Par l’élaboration d’outils lexicographiques de grande qualité scientifique (dictionnaires, lexiques, vocabulaires spécialisés, glossaires), la lexicographie créole saura à l’avenir contribuer amplement à la didactisation du créole. Dans leur diversité et quant à leur pertinence, les futurs chantiers lexicographiques créoles fourniront à la didactisation du créole un vaste éventail de termes créoles destinés à dénommer les réalités, les objets, les idées, etc. Il faut toutefois rappeler que l’apport de la lexicographie créole ne saurait se limiter à la fourniture de termes à la didactisation du créole : en une démarche transversale et conjointe, il s’agira d’élaborer à l’aide des outils de la lexicographie et de la didactique « un discours créole savant » entendu au sens de l’établissement du « métalangage » dont a besoin le créole pour être véritablement didactisé. Le « discours créole savant » n’est pas celui des communications usuelles entre locuteurs dans la vie quotidienne, il fait plutôt appel à une combinatoire liant les termes aux idées et aux concepts, à l’abstraction et aux différentes formes du raisonnement logique, à la conceptualisation et à la modélisation des corps d’idées. Le linguiste-lexicographe Albert Valdman éclaire rigoureusement la problématique du « métalangage » créole de la manière suivante : « Le handicap le plus difficile à surmonter dans l’élaboration d’un dictionnaire unilingue pour le CH [créole haïtien] est certainement l’absence d’un métalangage adéquat. (…) Au fur et à mesure que s’étend l’utilisation du CH [créole haïtien] aux domaines techniques, il se dotera d’un métalangage propre à traiter de concepts de plus en plus abstraits. Dans l’attente de cette évolution, la lexicographie bilingue peut affiner ses méthodes, sur plusieurs points: (1) la sélection de la nomenclature, (2) le recensement des variantes et le classement diatopique, diastratique et diaphasique des lexies, et (3) le choix des exemples illustratifs (…) » (voir Albert Valdman : « Vers la standardisation du créole haïtien », article paru dans la Revue française de linguistique appliquée, 2005 / 1, volume X).

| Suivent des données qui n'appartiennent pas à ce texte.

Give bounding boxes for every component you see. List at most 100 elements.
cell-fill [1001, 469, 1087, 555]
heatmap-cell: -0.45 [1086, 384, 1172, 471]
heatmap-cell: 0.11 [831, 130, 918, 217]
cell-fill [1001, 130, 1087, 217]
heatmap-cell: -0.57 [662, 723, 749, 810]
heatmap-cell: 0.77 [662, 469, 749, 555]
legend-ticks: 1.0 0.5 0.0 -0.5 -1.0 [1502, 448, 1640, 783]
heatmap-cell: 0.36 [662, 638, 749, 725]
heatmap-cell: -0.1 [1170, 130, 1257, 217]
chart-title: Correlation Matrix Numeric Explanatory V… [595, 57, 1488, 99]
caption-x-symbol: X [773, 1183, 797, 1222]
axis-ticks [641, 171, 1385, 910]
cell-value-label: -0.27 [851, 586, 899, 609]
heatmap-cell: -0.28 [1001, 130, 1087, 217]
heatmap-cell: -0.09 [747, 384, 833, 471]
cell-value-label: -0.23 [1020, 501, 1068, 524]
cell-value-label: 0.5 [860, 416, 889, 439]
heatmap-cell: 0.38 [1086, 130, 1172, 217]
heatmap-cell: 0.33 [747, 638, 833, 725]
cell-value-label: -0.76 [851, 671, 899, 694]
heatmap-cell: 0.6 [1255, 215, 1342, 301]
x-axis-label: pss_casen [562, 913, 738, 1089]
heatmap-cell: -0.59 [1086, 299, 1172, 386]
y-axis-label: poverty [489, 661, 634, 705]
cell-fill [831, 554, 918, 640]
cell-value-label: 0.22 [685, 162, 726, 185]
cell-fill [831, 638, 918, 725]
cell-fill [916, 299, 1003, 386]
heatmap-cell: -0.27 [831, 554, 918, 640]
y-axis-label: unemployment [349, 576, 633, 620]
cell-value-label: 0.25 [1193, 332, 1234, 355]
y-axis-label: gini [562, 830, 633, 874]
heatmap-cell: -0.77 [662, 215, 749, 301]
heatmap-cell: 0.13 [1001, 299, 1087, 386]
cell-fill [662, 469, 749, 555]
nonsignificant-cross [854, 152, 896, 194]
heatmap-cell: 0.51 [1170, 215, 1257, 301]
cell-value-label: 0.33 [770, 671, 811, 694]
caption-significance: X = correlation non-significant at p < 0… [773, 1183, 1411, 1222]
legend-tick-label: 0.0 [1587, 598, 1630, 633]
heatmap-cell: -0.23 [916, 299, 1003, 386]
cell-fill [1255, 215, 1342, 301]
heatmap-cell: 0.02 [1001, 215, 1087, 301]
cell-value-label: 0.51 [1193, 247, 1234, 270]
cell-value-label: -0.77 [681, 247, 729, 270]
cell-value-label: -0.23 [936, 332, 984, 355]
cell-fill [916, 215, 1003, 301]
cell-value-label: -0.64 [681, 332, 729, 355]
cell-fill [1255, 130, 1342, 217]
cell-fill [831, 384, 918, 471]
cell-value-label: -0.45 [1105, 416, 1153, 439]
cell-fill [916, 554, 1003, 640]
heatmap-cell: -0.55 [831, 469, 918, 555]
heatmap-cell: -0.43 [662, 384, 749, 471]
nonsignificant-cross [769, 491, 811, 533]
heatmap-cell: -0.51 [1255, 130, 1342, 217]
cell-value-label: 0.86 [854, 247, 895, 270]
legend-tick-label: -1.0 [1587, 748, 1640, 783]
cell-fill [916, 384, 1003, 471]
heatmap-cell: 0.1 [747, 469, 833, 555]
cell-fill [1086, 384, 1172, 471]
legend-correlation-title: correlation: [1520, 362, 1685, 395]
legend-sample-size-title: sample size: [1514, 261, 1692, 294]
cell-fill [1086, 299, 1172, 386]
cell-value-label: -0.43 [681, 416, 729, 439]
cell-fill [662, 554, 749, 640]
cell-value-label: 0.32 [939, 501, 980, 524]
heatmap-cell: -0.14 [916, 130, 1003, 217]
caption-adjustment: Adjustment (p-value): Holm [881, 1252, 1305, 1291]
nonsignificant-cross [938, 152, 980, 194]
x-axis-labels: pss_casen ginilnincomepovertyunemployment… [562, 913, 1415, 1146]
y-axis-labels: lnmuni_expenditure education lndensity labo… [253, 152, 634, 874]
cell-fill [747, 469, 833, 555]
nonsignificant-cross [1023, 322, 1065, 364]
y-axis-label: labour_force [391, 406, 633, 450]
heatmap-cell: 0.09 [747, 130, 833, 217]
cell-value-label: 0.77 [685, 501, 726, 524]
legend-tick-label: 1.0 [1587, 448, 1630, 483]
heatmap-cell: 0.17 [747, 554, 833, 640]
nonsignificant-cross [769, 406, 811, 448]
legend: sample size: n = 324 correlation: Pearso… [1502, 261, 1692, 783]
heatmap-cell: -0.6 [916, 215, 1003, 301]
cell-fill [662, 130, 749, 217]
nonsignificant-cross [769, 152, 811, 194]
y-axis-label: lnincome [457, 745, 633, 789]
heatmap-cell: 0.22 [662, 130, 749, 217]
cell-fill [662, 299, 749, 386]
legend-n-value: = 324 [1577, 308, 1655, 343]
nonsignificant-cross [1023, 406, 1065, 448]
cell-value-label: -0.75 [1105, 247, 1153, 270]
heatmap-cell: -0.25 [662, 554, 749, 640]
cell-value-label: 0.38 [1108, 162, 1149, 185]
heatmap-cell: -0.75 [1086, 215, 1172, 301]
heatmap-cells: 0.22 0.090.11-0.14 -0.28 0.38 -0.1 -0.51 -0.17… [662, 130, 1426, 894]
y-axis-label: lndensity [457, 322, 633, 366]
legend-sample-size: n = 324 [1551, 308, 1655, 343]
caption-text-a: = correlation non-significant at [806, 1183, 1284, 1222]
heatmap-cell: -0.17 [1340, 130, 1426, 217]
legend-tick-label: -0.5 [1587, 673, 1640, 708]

Les défis contemporains de la lexicographie créole sont également de l’ordre de la formation académique des lexicographes et la Faculté de linguistique appliquée de l’Université d’État d’Haïti a un rôle de premier plan à jouer dans un environnement délétère où l’État haïtien –démissionnaire en ce qui a trait à l’aménagement simultané des deux langues de notre patrimoine linguistique historique–, n’accorde aucune véritable priorité à l’éducation en Haïti. La dimension institutionnelle de la lexicographie créole s’avère donc être une exigence de premier plan : la professionnalisation du métier de lexicographe (comme d’ailleurs la professionnalisation du métier de traducteur généraliste ou de traducteur technique et scientifique) passe obligatoirement par une formation adéquate à l’Université. En ce qui a trait à la formation en lexicographie, il est tout indiqué le « Programme de formation en techniques de traduction » mis en route en 2017 à la Faculté de linguistique appliquée (FLA) de l’Université d’État d’Haïti, en partenariat avec l’Association LEVE, soit renforcé par l’introduction de cours spécifiques de lexicographie. L’une des options programmatiques à explorer serait que dès la deuxième année de licence en linguistique la FLA offre une double spécialisation en traduction/lexicographie créole. Cette double spécialisation en traduction/lexicographie créole pourrait être enrichie par l’adjonction de cours en didactique/didactisation du créole. Comme nous l’avons exemplifié plus haut dans cet article, l’un des plus grands défis de la lexicographie créole est la rupture avec l’amateurisme afin de parvenir à une réflexion analytique et à une production scientifique solidement ancrée sur le socle de la méthodologie de la lexicographie professionnelle. C’est incontestablement la seule voie conduisant à la professionnalisation de la lexicographie et à la production d’outils lexicographiques conformes à la méthodologie de la lexicographie professionnelle. La production d’outils lexicographiques créoles de haute qualité scientifique –notamment un dictionnaire unilingue créole et un dictionnaire scolaire bilingue français-créole–, sera d’un apport majeur dans l’enseignement DE la langue créole et dans l’enseignement EN langue créole des savoirs et des connaissances dans l’École haïtienne.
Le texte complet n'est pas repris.